Senior art history major Mary Slinkert (left) and Maricelle Gonzales, senior studio art major (right), assemble letters to form phrases which will be placed on the floor as part of an exhibit in the Printmaking Show in the Fine Arts Building Room 238 Friday, Feb. 7. Slinkert and Gonzales are students in the Exhibition Design class responsible for displaying the works. Photo by Tony Santos / Xpress
A new SF State exhibit in the Fine Arts Gallery, Progressive Proof: Innovative Prints from the Pacific Rim, featuring artwork from nine women printmakers, will be open for viewing Feb. 22 through March 27.
The Progressive Proof art exhibition was catered around the Southern Graphics Council International Printmaking Conference coming to the Bay Area March 26, connecting the traditions, innovation and activism in the art world.
Susan Belau, assistant professor of art, the curator and co-organizer of the SGC’s International 42nd annual conference, handpicked each nine printmakers in order to “highlight the work of women artists,” said Belau.
Belau said she picked the nine women artists to showcase women in the content of their work, which is, according to Belau, different from male artistry and reflects how women are in general underrepresented in the art world. Most of the artists are from the Bay Area, such as Clare Szydlowski, who attended SF State for her master’s degree in printmaking. Szydlowski is an Oakland-based artist and an art educator at a high school in Redwood City.
Szydlowski was invited to be part of the nine-piece show by Belau after a visit to Szydlowski’s art show in 2012, where she displayed track houses, identical two-dimensional houses in suburbs across America.

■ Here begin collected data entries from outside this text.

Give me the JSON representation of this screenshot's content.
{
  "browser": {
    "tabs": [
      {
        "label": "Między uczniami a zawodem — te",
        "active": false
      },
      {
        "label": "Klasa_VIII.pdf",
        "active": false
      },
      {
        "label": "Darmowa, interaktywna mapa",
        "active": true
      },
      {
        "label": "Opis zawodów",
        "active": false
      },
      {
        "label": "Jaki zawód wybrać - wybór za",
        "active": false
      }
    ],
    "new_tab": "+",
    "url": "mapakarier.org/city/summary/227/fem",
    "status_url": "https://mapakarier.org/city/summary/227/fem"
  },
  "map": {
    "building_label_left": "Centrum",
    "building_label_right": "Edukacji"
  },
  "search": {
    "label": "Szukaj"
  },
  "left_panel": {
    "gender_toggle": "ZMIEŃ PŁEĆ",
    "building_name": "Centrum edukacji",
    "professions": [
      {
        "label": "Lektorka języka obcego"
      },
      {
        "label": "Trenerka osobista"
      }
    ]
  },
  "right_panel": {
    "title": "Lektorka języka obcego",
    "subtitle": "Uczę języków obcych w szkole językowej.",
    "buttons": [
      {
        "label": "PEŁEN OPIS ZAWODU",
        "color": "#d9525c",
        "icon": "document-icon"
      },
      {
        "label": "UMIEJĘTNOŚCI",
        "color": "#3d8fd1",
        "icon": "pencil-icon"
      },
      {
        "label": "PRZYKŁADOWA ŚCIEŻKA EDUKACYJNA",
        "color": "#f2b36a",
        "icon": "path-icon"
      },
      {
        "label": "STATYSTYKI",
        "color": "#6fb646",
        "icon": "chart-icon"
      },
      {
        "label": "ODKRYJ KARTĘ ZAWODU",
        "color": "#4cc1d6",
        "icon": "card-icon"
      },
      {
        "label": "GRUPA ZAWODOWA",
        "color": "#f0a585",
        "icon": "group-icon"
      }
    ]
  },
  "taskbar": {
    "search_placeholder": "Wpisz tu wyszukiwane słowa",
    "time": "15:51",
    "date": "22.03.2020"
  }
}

“I fell in love with printmaking,” said Szydlowski.
She realized the art form was for her when she was an undergraduate at UC Santa Cruz. Working in a studio and being in that sort of community easily helped her to expand her own printmaking skills, she said.

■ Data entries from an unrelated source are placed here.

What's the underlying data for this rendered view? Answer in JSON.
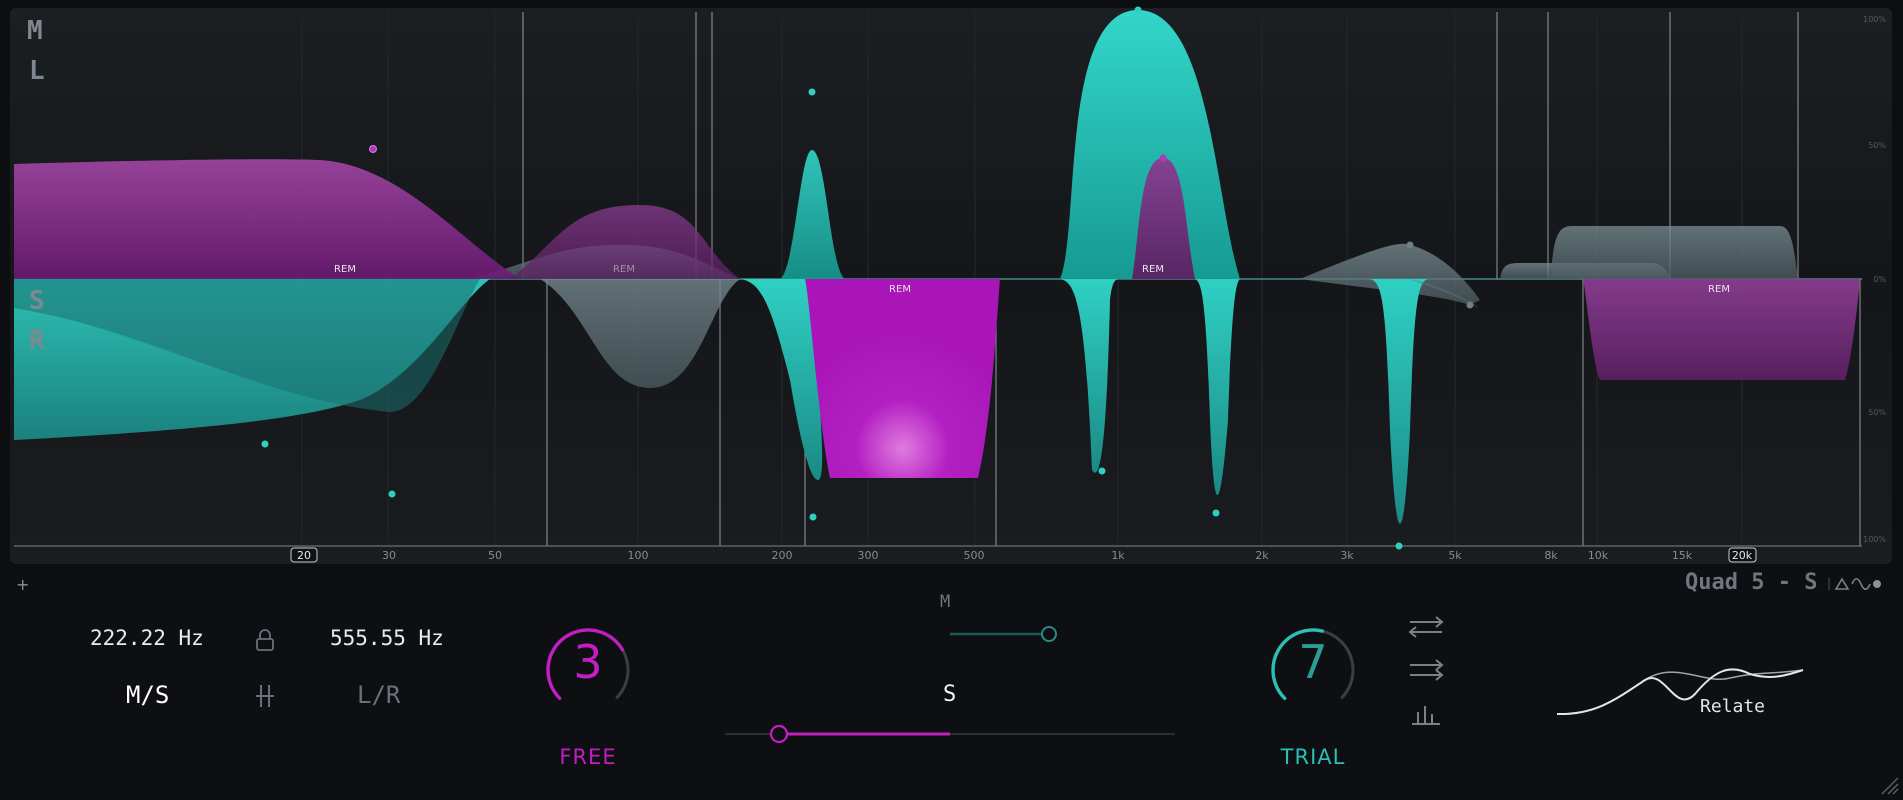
{
  "channels": {
    "m": "M",
    "l": "L",
    "s": "S",
    "r": "R"
  },
  "band_tags": [
    "REM",
    "REM",
    "REM",
    "REM",
    "REM"
  ],
  "ticks": [
    "20",
    "30",
    "50",
    "100",
    "200",
    "300",
    "500",
    "1k",
    "2k",
    "3k",
    "5k",
    "8k",
    "10k",
    "15k",
    "20k"
  ],
  "boxed_ticks": [
    "20",
    "20k"
  ],
  "scale": {
    "top": "100%",
    "mid_high": "50%",
    "zero": "0%",
    "mid_low": "50%",
    "bottom": "100%"
  },
  "add_label": "+",
  "preset": {
    "name": "Quad 5 - S"
  },
  "band": {
    "low_freq": "222.22 Hz",
    "high_freq": "555.55 Hz",
    "mode_left": "M/S",
    "mode_right": "L/R"
  },
  "knobs": {
    "left": {
      "value": "3",
      "label": "FREE",
      "color": "#c21ec4",
      "level": 0.72
    },
    "right": {
      "value": "7",
      "label": "TRIAL",
      "color": "#2bbfb6",
      "level": 0.55
    }
  },
  "sliders": {
    "m_label": "M",
    "m_level": 0.72,
    "s_label": "S",
    "s_level": 0.12
  },
  "relate": {
    "label": "Relate"
  },
  "colors": {
    "teal": "#28c9bd",
    "magenta": "#b11fbe",
    "bg": "#141619"
  }
}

She said she enjoys printmaking because each piece of art is one-of-a-kind, and not a mass-produced print from a machine where the artist cannot control how the prints are transformed to paper.

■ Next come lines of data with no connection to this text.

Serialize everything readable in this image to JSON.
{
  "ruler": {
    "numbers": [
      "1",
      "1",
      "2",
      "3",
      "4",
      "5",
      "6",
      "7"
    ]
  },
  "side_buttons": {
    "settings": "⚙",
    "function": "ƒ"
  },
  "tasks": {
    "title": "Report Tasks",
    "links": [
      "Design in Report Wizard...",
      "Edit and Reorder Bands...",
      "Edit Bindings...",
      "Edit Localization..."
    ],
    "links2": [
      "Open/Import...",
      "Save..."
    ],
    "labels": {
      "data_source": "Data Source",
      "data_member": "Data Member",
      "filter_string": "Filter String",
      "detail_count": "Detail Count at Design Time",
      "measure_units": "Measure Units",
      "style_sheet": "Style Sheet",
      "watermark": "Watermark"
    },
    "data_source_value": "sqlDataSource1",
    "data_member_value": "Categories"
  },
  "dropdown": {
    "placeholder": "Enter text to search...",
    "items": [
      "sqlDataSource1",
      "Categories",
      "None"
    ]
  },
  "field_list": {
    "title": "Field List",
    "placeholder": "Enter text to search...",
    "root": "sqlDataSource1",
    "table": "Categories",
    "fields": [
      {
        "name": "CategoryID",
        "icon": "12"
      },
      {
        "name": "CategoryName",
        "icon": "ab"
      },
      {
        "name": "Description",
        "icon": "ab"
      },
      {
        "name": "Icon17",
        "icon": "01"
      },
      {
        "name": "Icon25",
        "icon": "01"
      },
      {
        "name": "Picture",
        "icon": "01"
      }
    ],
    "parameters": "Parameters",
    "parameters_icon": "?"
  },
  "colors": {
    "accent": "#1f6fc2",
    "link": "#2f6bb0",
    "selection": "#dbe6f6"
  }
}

“(We are) breaking out of these methods (used in general art and) taught in school for hundreds of years and pushing the boundaries of print,” said Szydlowski.
Belau wanted the exhibition to be focused around artists who work with prints that expand the practice of contemporary art, rather than the traditional boundaries of art that society witnesses every day.
“I was introduced to printmaking in my third year of college and I got really excited about the different atmosphere of the printmaking studio,” said Hyeyoung Shin, one of the other visiting artists.
“I’m a printmaker and also a drawer and performer as well. When I envision my art project, I strive to choose a proper medium for each project. I think my thinking process somehow always connects with the printmaking process. When I have an idea of making things, I like to make a plan with rough sketches or notes,” said Shin.
Some of these prints, such as “Locus of Water,” by printmaker Seiko Tachibana is hung in the J. Paul Leonard Library, are already displayed around the SF State campus in order to promote the presence of the artwork to students before the gallery opens.
There will be an opening reception Feb. 22 from 1 to 3 p.m. in the Fine Arts Building.